Link

Priority Queues and Heaps

Table of contents

  1. Complete binary trees
  2. Priority queues
  3. Binary heap data structure
  4. Tree representations

Complete binary trees

In our initial attempt to design a balanced search tree structure, we introduced the following invariant: “each node must have either 0 or 2 children.” (A binary tree with this property is known as a full binary tree.) We were able to come up with an example binary search tree structure that violated this invariant, which inspired a different hypothesis that “unbalanced growth leads to worst-case height trees.” This hypothesis formed the basis of B-trees.

Worst-Case Full Tree

But what if we didn’t give up here? Consider the binary trees depicted below. Let’s develop an invariant that includes the balanced trees and excludes unbalanced trees.

Identifying Complete Trees

One such invariant is the definition of complete binary trees.

Complete
Missing nodes only at the bottom level (if any) and all nodes are as left as possible.

Unfortunately, we don’t know how to efficiently maintain completeness while also maintaining the binary search tree invariant. Consider how we might maintain the completeness invariant while adding the item “A” to the following BST.

Impossible Complete BST Insertion

It’s hard to efficiently implement a set or map abstract data types without the binary search tree invariant because we no longer know where items will exist in the tree. Instead, we’ll investigate how we can use complete binary trees to implement the priority queue abstract data type.

Priority queues

The priority queue is an abstract data type that optimizes data for access according to their associated priority values. Each item inserted into a priority queue has some sense of priority relative to other items.

The max-oriented priority queue is characterized by three operations: accessing the maximum priority item, removing the maximum priority item, and adding new items. The min-oriented priority queue is similar but optimizes for the minimum priority item rather than the maximum priority item. Duplicate items and duplicate priorities are allowed. Ties can be broken arbitrarily in case two items share the same priority.

Consider the following interface for a max-oriented priority queue, MaxPQ. For simplicity, we will assume that the priority queue stores numbers with the priority given by the value of the number.

add(int item)
Add the given item to the priority queue.
max()
Returns the item with the highest priority.
removeMax()
Removes and returns the item with the highest priority.
Describe how to implement MaxPQ with an unordered linked list.

In an unordered linked list, we can put our items anywhere in the list. This will make insertion fast because we can add the item to the front of the list in constant time, but finding the maximum slow since we need to scan across the entire linked list.
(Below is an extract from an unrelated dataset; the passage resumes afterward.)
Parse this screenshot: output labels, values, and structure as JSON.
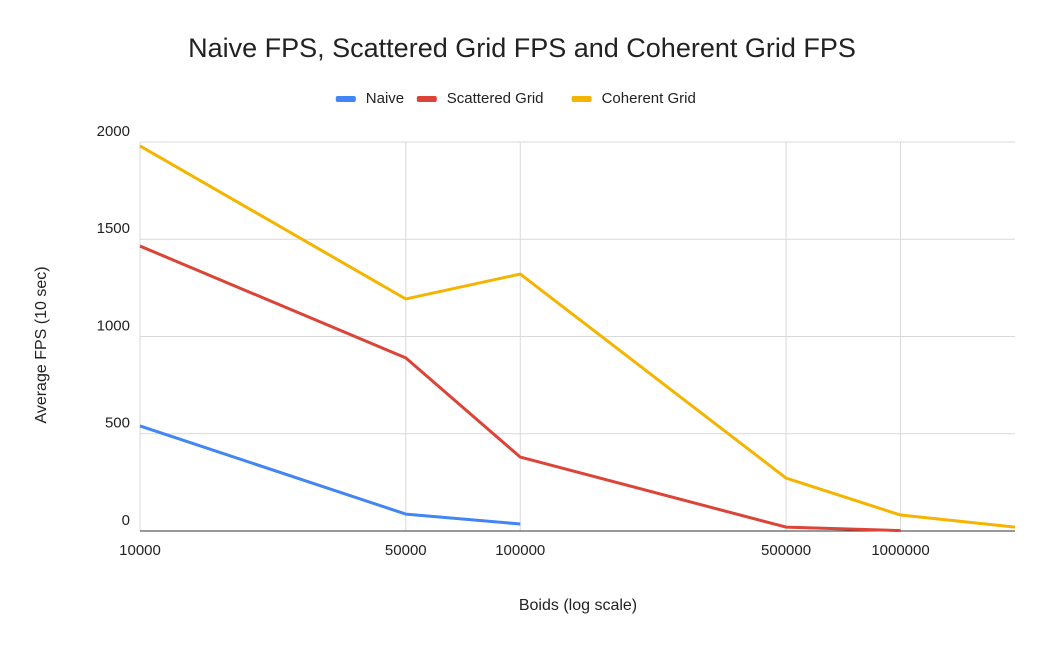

Describe how to implement MaxPQ with an ordered linked list.

In an ordered linked list, the opposite is true. We can find the maximum quickly since we can maintain a reference to it (either the front or back of the list, our choice), allowing us to remove and return the maximum priority item in constant time. However, this slows down the insertion process since we need to find the exact, ordered position for the item in the list.

Describe how to implement MaxPQ with a binary search tree.

A binary search tree maintains the order of items in the structure of the tree. The smallest key is stored in the leftmost node in the tree while the largest key is stored in the rightmost node in the tree. Therefore, we can keep a reference to the rightmost node in the tree and maintain it as we add items and remove the maximum priority item from the priority queue.

Compare the runtimes of each implementation in the table below, where N is the size of the priority queue.

OperationUnordered Linked ListOrdered Linked ListBST2-3 Tree
addO(1)O(N)O(N)O(log N)
maxO(N)O(1)O(1)O(1)
removeMaxO(N)O(1)O(N)O(log N)

While the 2-3 tree implementation is appealing, handling items with duplicate priority values requires additional complexity. Furthermore, it turns out there is another data structure with the same asymptotic performance but even better constant factors.

Binary heap data structure

A binary max-heap is a complete binary tree that maintains the max-heap invariant.

Max-Heap Invariant
The priority of each item in the heap is greater than or equal to both of its children.

By construction, the largest value in a max-heap is always the root. To implement the max method, just return the root item.

Implementing removeMax, however, is a bit trickier.

Removing the max item requires three steps.

  1. Swap the root with the last leaf.
  2. Remove the last leaf.
  3. Sink the new root to its proper place, promoting the larger child.

removeMax relies on the sink operation to maintain heap invariants.

Sink
Swap a node down the tree until it is larger than both of its children. Promote the larger child. Break ties arbitrarily.
Swim
Swap a node up the tree until its parent is larger than itself.

We can add an item to the heap using the corresponding swim operation.

  1. Add the item as a rightmost leaf.
  2. Swim to restore heap invariants.

Tree representations

One of the main advantages of using heaps to implement priority queues is in the tree representation. We can represent trees in different ways.

Node representation
Store items together with structure. Map parent to child relationships.
Array representation
Store items separate from structure. Map child to parent relationships.

Since heaps are complete binary trees, we typically represent them with arrays.